52. Des exemptions du traitement NPF propres aux services d'ingénierie ont été inscrites uniquement par la Jordanie (génie géologique), la République dominicaine et le Venezuela.
Toutefois, quelques exemptions NPF inscrites pour les services professionnels concernent également les ingénieurs (Costa Rica, Honduras, Panama et Turquie). La plupart d'entre elles ont été adoptées pour assurer des conditions réciproques d'accès aux autres marchés.
53. Seule la Malaisie a contracté des engagements additionnels en indiquant que l'examen de compétence exigé avant l'inscription auprès de l'organisme professionnel concerné doit être passé en anglais.
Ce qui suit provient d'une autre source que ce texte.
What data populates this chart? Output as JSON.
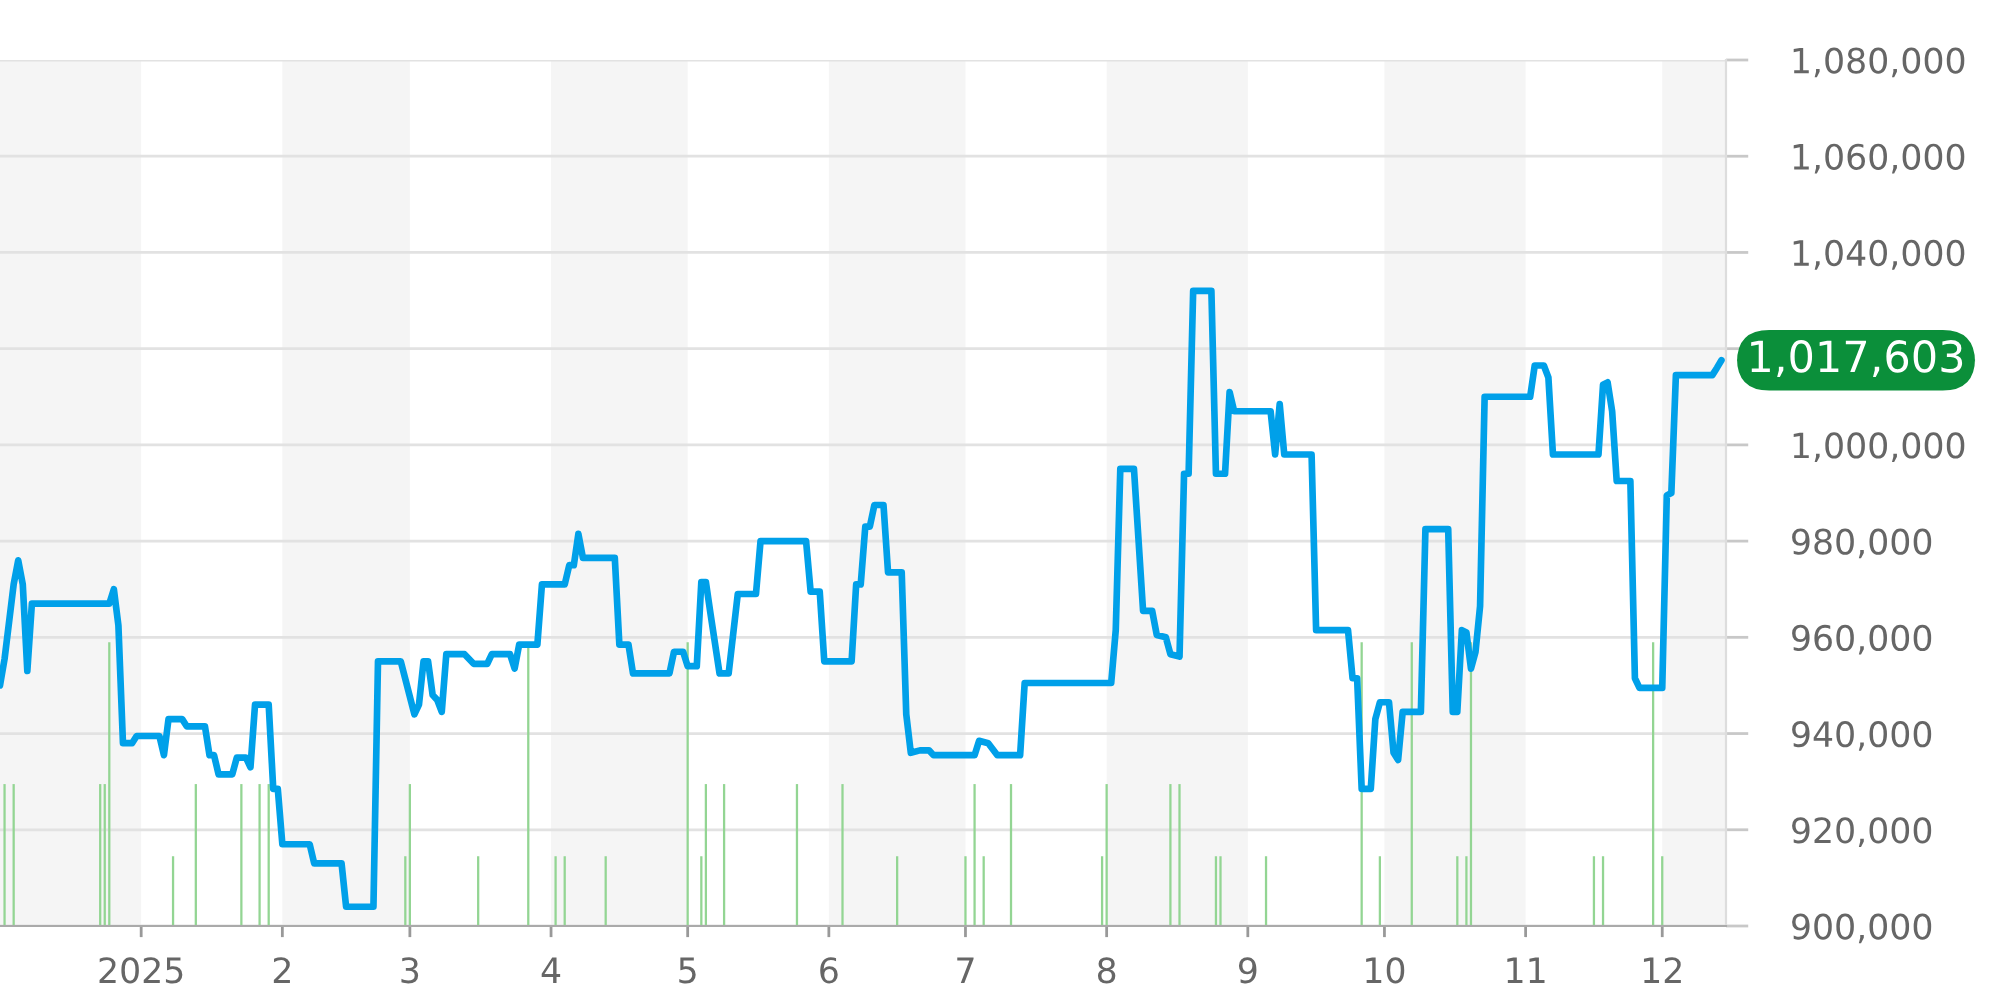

54. La question de la reconnaissance des qualifications est habituellement traitée dans un contexte bilatéral ou régional au moyen d'accords de reconnaissance mutuelle (ARM). Un grand nombre de Membres ont notifié des ARM au titre de l'article VII:4 de l'AGCS, qui prescrit la notification des mesures de reconnaissance existantes. Des recherches récentes portant sur les 35 ARM notifiés par 18 Membres jusqu'au milieu de 2009 (Marchetti et Mavroidis, à paraître en 2011) montrent que, du fait que chaque notification porte souvent sur plusieurs accords, le nombre total d'ARM notifiés s'élève à 119 (106 accords bilatéraux et 13 accords plurilatéraux). Bon nombre de ces ARM incluent les services d'ingénierie. Alors que 17 seulement des ARM notifiés mentionnent expressément la reconnaissance des qualifications pour la profession d'ingénieur, 54 ne font référence à aucune profession en particulier et mentionnent les services professionnels en général.